AKQA hit the headlines this month after it used AI to invent Speedgate, a brand new sport with rules written by computers - but what else does the company do?
AKQA is a creative agency that has worked with brands such as Nike, Netflix and Grey Goose on innovative marketing campaigns.
The company is no stranger to incorporating technology and AI into its projects, with its most recent undertaking using a neural network to invent a completely new sport.
Founded in London in 1994, AKQA now has 2,100 global staff in 26 offices across Europe, the US, South America and Asia.
The digital agency was named by global consultancy Gartner as a leader in its field and is renowned for its innovative marketing campaigns.

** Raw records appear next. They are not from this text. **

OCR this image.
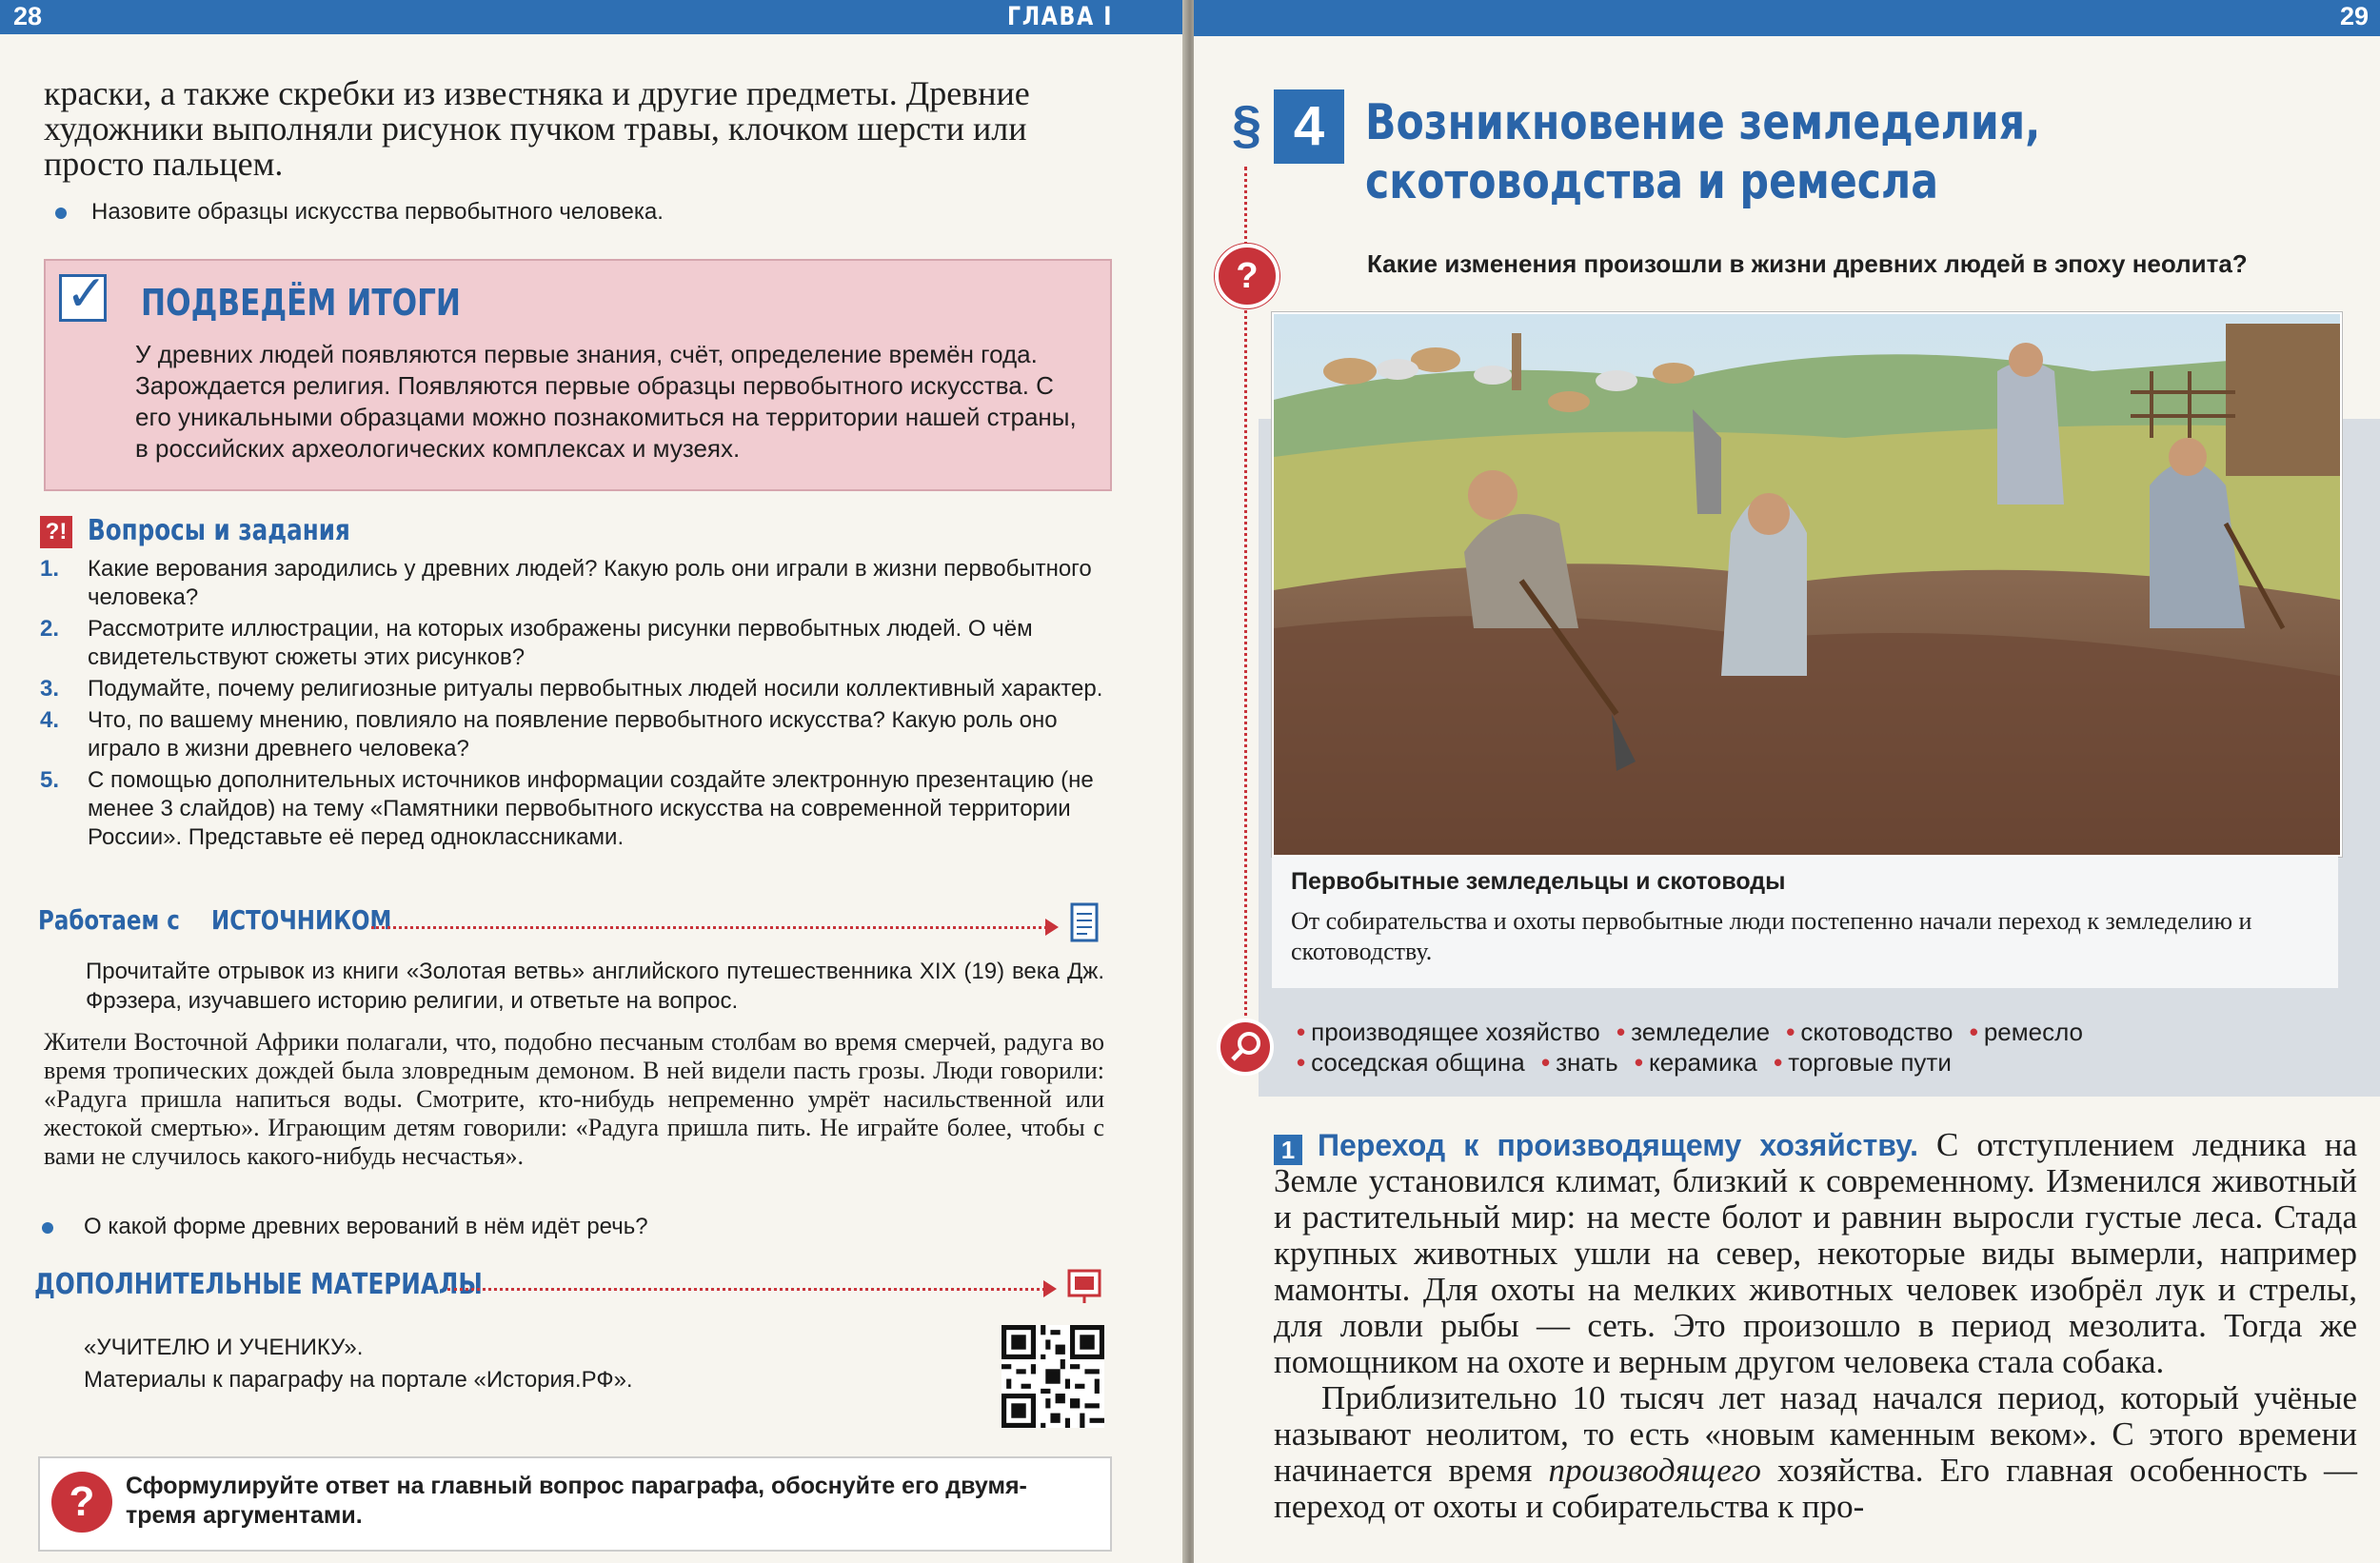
28	ГЛАВА I
краски, а также скребки из известняка и другие предметы. Древние художники выполняли рисунок пучком травы, клочком шерсти или просто пальцем.
Назовите образцы искусства первобытного человека.
✓ ПОДВЕДЁМ ИТОГИ
У древних людей появляются первые знания, счёт, определение времён года. Зарождается религия. Появляются первые образцы первобытного искусства. С его уникальными образцами можно познакомиться на территории нашей страны, в российских археологических комплексах и музеях.
?! Вопросы и задания
1. Какие верования зародились у древних людей? Какую роль они играли в жизни первобытного человека?
2. Рассмотрите иллюстрации, на которых изображены рисунки первобытных людей. О чём свидетельствуют сюжеты этих рисунков?
3. Подумайте, почему религиозные ритуалы первобытных людей носили коллективный характер.
4. Что, по вашему мнению, повлияло на появление первобытного искусства? Какую роль оно играло в жизни древнего человека?
5. С помощью дополнительных источников информации создайте электронную презентацию (не менее 3 слайдов) на тему «Памятники первобытного искусства на современной территории России». Представьте её перед одноклассниками.
Работаем сИСТОЧНИКОМ
Прочитайте отрывок из книги «Золотая ветвь» английского путешественника XIX (19) века Дж. Фрэзера, изучавшего историю религии, и ответьте на вопрос.
Жители Восточной Африки полагали, что, подобно песчаным столбам во время смерчей, радуга во время тропических дождей была зловредным демоном. В ней видели пасть грозы. Люди говорили: «Радуга пришла напиться воды. Смотрите, кто-нибудь непременно умрёт насильственной или жестокой смертью». Играющим детям говорили: «Радуга пришла пить. Не играйте более, чтобы с вами не случилось какого-нибудь несчастья».
О какой форме древних верований в нём идёт речь?
ДОПОЛНИТЕЛЬНЫЕ МАТЕРИАЛЫ
«УЧИТЕЛЮ И УЧЕНИКУ».
Материалы к параграфу на портале «История.РФ».
?	Сформулируйте ответ на главный вопрос параграфа, обоснуйте его двумя-тремя аргументами.
29
§ 4 Возникновение земледелия,
скотоводства и ремесла
?	Какие изменения произошли в жизни древних людей в эпоху неолита?
Первобытные земледельцы и скотоводы
От собирательства и охоты первобытные люди постепенно начали переход к земледелию и скотоводству.
• производящее хозяйство • земледелие • скотоводство • ремесло
• соседская община • знать • керамика • торговые пути
1 Переход к производящему хозяйству. С отступлением ледника на Земле установился климат, близкий к современному. Изменился животный и растительный мир: на месте болот и равнин выросли густые леса. Стада крупных животных ушли на север, некоторые виды вымерли, например мамонты. Для охоты на мелких животных человек изобрёл лук и стрелы, для ловли рыбы — сеть. Это произошло в период мезолита. Тогда же помощником на охоте и верным другом человека стала собака.
Приблизительно 10 тысяч лет назад начался период, который учёные называют неолитом, то есть «новым каменным веком». С этого времени начинается время производящего хозяйства. Его главная особенность — переход от охоты и собирательства к про-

What is Speedgate? The computer-generated sport
Speedgate is a completely new game created by AKQA through the use of AI.
The AI practice team at the digital agency trained a neural network with data from 400 sports and 7,300 rules to give the AI a basic understanding of the concept.
It was then set the task of coming up with new games that were easy to learn, fun and accessible.
Many of the computer system’s suggestions failed to meet the criteria, such as one that involved using exploding frisbees or playing handball while in a hot air balloon.
But, after sifting through 1,000 sets of rules, the AKQA team came across Speedgate.
Their interpretation of the AI-generated rules resulted in a new sport that involves two teams passing and kicking the ball between three sets of gates to score points.
The motto for the game is: “Face the ball to be the ball to be above the ball.”
AKQA creative director Whitney Jenkins told TechCrunch: “Using AI as a member of a creative team takes us to a new place, that we never could have gotten to without it.
“If I was talking to my buddy walking down the street, I would say that we used AI to create a new sport that pulls the best of rugby, soccer, ultimate frisbee and croquet.”
Using AI to teach humans new skills
Neuromuscle is described by AKQA as a “rapid skill acquisition tool” and uses electrical pulses to stimulate muscles to do the bidding of an AI bot.
Although this may sound like a sinister application of technology, the system was used to help teach people the controls for the 1979 video game Asteroids.
The electrical stimulation, attached to the player’s forearms, overrode the brain signals, effectively giving control over to the AI.
The company claims the experiment demonstrates how AI could retain muscle memory, and has applications across healthcare, performance and advancing human life.
Making Alexa a master mixologist
As part of a marketing campaign for Vodka brand Grey Goose, AKQA used Amazon’s Alexa voice assistant to help people create cocktails.
The new Alexa skill, called The Sipping Room, helps the smart speaker understand requests such as “make me something with lime” or “make me the perfect Espresso Martini” and will provide the user with step-by-step instructions.
In order to add the new function to the device, AKQA had to create a “back-end cocktail matrix incorporating hundreds of flavours and ingredients”.
Creating an interactive LED basketball court
AKQA worked with Nike and basketball stars Kobe Bryant and LeBron James to inspire a new generation of players in China.
Key to the concept was an interactive basketball court that used LED lights and motion-tracking technology to help guide players the best, and teach them new moves and training drills.
Millions of players were involved in the campaign, which were then whittled down to a final three that were given the opportunity to represent their country in Spain.
How AKQA used AI to create new sensory experiences
For a campaign with Japanese laundry and beauty product company Lion, AKQA created a new multi-sensory experience.
Computer imaging was used to analyse the clothing of visitors to the So-Cal Link Gallery in Tokyo.
A computer algorithm then used the information to create a bespoke design for a paper fan, using the same colour-scheme.
The fan was then personalised with a unique aroma, which was infused into it.